Tickets priced from €66.95 including booking fee & €1.50 restoration levy on sale now via Ticketmaster
Three-time Grammy Award winner, Lucinda Williams has been carving her own path for more than three decades now. Born in Lake Charles, Louisiana, Williams had been imbued with a “culturally rich, economically poor” worldview. Several years of playing the hardscrabble clubs gave her a solid enough footing to record a self-titled album that would become a touchstone for the embryonic Americana movement – helping launch a thousand musical ships along the way.
While not a huge commercial success at the time Lucinda Williams (aka, the Rough Trade album) retained a cult reputation, and finally got the reception it deserved upon its reissue in 2014. Jim Farber of New York’s Daily News hailed the reissue by saying “Listening again proves it to be that rarest of beasts: a perfect work. There’s not a chord, lyric, beat on inflection that doesn’t pull at the heart or make it soar.”
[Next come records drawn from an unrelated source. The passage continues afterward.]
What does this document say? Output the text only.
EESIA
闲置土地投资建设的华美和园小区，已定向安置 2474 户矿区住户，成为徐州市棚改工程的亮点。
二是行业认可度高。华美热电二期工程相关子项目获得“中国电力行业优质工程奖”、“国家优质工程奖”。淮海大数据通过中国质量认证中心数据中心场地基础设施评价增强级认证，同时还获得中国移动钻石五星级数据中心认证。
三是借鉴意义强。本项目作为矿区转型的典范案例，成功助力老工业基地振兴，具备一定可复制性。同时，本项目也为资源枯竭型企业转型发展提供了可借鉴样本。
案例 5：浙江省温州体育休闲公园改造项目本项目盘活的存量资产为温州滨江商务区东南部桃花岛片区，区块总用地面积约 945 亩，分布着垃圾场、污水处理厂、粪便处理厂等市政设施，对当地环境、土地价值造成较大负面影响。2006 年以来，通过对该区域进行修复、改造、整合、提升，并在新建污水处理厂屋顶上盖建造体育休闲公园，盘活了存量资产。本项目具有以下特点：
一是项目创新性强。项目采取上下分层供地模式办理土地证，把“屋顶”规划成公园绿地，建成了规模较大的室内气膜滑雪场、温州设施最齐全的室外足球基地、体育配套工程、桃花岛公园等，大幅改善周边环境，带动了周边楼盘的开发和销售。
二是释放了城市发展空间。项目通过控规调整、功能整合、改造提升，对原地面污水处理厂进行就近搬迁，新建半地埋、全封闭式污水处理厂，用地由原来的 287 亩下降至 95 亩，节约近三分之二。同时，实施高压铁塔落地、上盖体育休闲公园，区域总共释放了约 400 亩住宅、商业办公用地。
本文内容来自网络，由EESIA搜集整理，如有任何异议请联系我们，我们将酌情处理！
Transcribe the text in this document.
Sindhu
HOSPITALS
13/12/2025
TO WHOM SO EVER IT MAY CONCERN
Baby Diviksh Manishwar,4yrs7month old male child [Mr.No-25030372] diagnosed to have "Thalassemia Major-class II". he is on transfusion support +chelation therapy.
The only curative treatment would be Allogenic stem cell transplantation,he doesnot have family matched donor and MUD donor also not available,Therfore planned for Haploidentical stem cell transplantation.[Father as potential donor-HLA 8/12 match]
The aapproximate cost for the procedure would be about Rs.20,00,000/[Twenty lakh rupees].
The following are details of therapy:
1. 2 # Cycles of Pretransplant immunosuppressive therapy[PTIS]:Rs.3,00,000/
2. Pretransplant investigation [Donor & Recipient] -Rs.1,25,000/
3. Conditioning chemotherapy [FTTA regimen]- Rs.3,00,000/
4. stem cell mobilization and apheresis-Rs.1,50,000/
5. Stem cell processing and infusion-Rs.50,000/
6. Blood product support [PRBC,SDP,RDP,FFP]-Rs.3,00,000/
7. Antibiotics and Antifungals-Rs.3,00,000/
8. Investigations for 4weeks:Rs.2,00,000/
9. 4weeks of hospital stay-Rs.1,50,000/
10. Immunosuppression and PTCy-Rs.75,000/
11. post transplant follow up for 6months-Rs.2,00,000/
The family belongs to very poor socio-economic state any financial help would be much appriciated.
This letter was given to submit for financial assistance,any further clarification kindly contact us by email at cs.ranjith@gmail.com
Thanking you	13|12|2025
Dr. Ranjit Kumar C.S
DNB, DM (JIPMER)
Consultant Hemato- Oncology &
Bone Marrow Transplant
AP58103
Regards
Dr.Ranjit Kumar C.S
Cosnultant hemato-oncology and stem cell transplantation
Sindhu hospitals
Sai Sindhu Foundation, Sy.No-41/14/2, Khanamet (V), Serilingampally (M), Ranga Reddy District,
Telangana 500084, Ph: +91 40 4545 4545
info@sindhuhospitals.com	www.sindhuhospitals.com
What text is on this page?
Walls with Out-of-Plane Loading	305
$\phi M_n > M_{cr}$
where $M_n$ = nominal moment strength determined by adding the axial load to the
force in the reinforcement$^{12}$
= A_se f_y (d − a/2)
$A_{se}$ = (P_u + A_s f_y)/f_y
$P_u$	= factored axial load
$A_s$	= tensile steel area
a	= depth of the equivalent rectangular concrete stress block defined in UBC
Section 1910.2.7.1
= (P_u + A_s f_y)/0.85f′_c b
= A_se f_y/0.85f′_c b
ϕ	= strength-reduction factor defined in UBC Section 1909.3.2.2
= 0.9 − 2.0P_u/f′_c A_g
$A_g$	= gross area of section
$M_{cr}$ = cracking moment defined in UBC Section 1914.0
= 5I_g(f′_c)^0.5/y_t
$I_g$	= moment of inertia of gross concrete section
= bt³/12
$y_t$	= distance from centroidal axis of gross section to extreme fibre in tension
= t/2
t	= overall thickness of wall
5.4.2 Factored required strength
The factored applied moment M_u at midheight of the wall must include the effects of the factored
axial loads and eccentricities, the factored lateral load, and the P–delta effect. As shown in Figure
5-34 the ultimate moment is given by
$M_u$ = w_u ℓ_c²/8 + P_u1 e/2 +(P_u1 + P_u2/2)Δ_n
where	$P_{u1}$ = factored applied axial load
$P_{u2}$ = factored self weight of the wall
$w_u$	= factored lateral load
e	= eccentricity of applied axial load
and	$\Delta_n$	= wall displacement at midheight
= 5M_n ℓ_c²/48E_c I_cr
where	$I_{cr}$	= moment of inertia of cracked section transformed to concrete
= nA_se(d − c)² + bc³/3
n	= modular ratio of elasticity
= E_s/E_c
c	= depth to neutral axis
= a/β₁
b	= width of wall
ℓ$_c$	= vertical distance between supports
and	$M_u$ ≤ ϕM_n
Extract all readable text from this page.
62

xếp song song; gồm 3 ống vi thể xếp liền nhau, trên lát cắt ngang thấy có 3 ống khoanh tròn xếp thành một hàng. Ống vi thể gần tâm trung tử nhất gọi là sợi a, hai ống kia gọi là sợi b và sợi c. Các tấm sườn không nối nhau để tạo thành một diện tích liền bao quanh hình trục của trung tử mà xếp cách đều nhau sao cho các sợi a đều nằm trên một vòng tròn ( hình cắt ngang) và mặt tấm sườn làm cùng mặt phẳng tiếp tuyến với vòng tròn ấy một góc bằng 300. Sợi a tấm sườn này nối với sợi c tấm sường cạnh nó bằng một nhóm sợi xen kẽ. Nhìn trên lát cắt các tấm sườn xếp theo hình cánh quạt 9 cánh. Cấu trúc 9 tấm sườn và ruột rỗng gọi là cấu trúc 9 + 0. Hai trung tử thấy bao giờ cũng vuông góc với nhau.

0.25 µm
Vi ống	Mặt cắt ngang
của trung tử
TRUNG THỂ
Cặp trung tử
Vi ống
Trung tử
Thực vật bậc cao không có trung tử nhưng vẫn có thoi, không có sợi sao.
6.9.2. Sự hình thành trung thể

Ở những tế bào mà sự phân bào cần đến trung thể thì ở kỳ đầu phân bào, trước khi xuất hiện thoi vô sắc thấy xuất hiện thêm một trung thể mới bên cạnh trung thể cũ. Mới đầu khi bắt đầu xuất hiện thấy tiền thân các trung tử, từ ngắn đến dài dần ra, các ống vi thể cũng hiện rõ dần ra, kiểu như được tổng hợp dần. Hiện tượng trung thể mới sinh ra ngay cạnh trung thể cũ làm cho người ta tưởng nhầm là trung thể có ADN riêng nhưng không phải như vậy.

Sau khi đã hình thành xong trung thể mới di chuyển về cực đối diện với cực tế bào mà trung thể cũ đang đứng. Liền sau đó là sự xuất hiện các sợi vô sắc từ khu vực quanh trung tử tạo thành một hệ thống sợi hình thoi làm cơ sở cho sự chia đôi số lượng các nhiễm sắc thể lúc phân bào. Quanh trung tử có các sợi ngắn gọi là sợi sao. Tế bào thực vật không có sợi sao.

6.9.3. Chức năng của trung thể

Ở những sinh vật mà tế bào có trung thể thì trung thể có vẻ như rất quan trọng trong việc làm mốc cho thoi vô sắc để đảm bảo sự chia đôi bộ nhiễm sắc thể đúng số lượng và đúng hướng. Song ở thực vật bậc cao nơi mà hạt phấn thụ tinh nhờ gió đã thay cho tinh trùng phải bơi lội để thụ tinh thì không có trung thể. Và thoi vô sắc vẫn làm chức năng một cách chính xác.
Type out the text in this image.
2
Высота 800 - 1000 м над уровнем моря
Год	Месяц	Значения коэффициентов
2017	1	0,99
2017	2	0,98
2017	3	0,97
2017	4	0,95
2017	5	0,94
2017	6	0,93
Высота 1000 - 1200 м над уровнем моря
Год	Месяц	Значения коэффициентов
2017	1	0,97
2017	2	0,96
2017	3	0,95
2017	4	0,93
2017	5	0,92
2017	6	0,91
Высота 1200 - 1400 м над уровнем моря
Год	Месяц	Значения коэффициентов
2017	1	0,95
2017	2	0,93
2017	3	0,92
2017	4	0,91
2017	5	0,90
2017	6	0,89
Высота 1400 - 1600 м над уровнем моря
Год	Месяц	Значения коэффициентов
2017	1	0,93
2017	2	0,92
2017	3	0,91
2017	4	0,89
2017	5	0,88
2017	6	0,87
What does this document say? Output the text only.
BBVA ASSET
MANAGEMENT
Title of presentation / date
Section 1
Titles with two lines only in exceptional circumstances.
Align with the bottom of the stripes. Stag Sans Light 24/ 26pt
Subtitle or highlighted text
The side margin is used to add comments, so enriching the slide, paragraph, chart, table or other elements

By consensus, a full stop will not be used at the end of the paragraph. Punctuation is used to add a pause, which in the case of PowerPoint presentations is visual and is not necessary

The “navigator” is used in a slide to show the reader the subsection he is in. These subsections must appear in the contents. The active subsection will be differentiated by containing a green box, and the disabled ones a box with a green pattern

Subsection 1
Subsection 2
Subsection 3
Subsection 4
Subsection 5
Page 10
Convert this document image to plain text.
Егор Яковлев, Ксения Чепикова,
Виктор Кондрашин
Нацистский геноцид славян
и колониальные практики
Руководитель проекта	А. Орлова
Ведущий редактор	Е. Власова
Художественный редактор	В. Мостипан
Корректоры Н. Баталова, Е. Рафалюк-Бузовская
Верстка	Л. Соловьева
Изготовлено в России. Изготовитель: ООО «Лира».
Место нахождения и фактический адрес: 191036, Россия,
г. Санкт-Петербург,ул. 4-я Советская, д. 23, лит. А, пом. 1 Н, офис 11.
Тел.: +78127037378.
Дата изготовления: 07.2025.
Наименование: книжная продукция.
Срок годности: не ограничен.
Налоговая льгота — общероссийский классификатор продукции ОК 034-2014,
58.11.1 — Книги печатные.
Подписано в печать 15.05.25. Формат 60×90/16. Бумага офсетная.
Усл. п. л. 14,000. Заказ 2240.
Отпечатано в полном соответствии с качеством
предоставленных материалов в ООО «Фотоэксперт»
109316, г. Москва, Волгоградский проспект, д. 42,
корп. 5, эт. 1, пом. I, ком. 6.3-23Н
For much of the next decade, Williams moved around the country, stopping in Austin, Los Angeles, Nashville, and turning out work that won immense respect within the industry (winning a Grammy for Mary Chapin Carpenter’s version of “Passionate Kisses”) and a gradually growing cult audience. While her recorded output was sparse for a time, the work that emerged was invariably hailed for its indelible impressionism -- like 1998’s Car Wheels on a Gravel Road, which notched her first Grammy as a performer.
The past decade brought further development, both musically and personally, evidenced on albums like West (2007), which All Music Guide called “flawless...destined to become a classic” and Blessed (2011), which the Los Angeles Times dubbed “a dynamic, human, album, one that’s easy to fall in love with.” Those albums retained much of Williams’ trademark melancholy and southern Gothic starkness, but also exuded more rays of light and hope. This all lead to the 2014 release of Williams’ first double studio album Down Where The Spirit Meets The Bone, followed by the 2016 release of her second double album, the The Ghosts of Highway 20. Both albums received overwhelming praise from the media and fans. 2020’s Good Soul Better Angels was a socio-political masterpiece, garnering two Grammy nominations as well as features in The New York Times, Rolling Stone, Los Angeles Times and so much more, Lucinda made a return appearance on The Late Show with Stephen Colbert and was the subject of a feature segment on NPR’s All Things Considered.
In October of 2021, Lucinda Williams was inducted into the Austin City Limits Hall Of Fame.